As Jean said in a moving post-film discussion after its world premiere at Curzon Soho (December 6): ‘They [the US government] took from us our land, our children, our lifeline.’ Adding: ‘They’ve been trying to get rid of us.’
While tubal ligation without consent is a crime in its own right, what makes matters worse is that Jean’s whole life has been blighted by discrimination. A Navajo Native American, she was sent off to boarding school at age five to fend for herself. A childhood lost where she was known only by a number – not her name (which was actually the name of the nurse that delivered her).

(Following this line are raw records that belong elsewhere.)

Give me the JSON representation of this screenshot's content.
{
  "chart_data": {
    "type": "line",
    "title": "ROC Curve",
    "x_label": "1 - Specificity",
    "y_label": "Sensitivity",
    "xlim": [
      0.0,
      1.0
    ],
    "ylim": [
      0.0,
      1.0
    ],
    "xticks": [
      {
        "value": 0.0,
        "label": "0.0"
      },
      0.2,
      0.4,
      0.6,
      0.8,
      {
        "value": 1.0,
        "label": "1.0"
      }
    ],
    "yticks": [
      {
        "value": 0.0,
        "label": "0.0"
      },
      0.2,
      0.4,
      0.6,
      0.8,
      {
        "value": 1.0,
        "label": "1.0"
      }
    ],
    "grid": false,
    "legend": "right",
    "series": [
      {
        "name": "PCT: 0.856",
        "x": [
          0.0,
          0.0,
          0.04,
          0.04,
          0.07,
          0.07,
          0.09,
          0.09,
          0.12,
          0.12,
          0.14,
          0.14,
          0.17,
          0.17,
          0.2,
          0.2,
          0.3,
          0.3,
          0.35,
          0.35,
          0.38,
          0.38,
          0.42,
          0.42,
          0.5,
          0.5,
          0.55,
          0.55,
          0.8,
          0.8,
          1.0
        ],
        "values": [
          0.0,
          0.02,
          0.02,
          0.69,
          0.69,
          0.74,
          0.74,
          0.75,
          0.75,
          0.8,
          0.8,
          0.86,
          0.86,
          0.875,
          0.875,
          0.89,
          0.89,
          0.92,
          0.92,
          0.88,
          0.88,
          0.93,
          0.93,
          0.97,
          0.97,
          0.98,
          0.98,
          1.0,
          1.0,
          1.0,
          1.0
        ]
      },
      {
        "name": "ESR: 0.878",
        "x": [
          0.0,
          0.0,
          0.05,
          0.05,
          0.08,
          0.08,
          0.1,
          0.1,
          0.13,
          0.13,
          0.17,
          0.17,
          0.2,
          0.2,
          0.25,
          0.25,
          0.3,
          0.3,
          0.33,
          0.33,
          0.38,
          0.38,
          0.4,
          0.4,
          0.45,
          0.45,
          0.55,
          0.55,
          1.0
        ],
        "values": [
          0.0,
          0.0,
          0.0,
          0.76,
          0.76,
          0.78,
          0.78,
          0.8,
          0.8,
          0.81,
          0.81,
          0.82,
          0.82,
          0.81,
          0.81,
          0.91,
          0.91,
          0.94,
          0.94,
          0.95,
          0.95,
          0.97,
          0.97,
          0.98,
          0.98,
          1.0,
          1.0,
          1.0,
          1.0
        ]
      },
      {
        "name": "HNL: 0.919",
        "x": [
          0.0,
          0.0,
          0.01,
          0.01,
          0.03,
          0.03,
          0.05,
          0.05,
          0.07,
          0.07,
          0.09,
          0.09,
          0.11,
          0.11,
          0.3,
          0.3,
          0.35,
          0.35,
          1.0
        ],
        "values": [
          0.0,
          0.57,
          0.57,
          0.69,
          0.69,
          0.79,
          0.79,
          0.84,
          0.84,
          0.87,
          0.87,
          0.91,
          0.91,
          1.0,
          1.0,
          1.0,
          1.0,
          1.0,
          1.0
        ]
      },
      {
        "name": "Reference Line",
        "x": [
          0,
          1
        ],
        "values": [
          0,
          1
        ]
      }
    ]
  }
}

At age 18, she was sent away again as part of the government’s policy to dissipate the tribes in the hope they would fragment for good. In adulthood, post enforced sterilisation, it is no surprise that she took to alcohol to find some form of salvation.
The documentary broadens out to cover the widespread discrimination against Native Americans, arguments put forward forcefully by activist Charon Asetoyer (also present at the premiere screening).
Sacred lands trampled over by big corporates in their quest for profits from natural resources. Native American women systematically raped (post-film, Tucker said one in three Native American women are raped during their lifetime). A shocking and shameful statistic.
There is archive footage from the Native American occupation of Alcatraz Island in 1969 (Jean returns to the island for the documentary ). There is also film of the harrowing journey – the ‘long walk’ – that the Navajo endured in 1864 as they were forcibly relocated to Fort Sumner (an internment camp) in New Mexico, build the barracks (slave labour) and then left to live in mud huts before being resettled again.
Ama (Navajo word for mother) is a brilliant piece of investigative journalism by Tucker. The fact that the filming is a little suspect in places (a fact Tucker, making her first film after a career in photography, readily admitted to in the post-film discussion) is neither here nor there.
It is its revelatory heart – the beating heart belonging to the dynamo who is Jean Whitehorse – that makes Ama essential viewing.
A petition requesting the Senate Committee on Indian Affairs in the United States to introduce a bill calling for a public apology on the issue of enforced sterilisation can be signed at: https://amamovie.com/
The film screens at the Wellcome Foundation in London (December 8), Lewes, East Sussex (December 13) and again at Curzon Soho (January 31).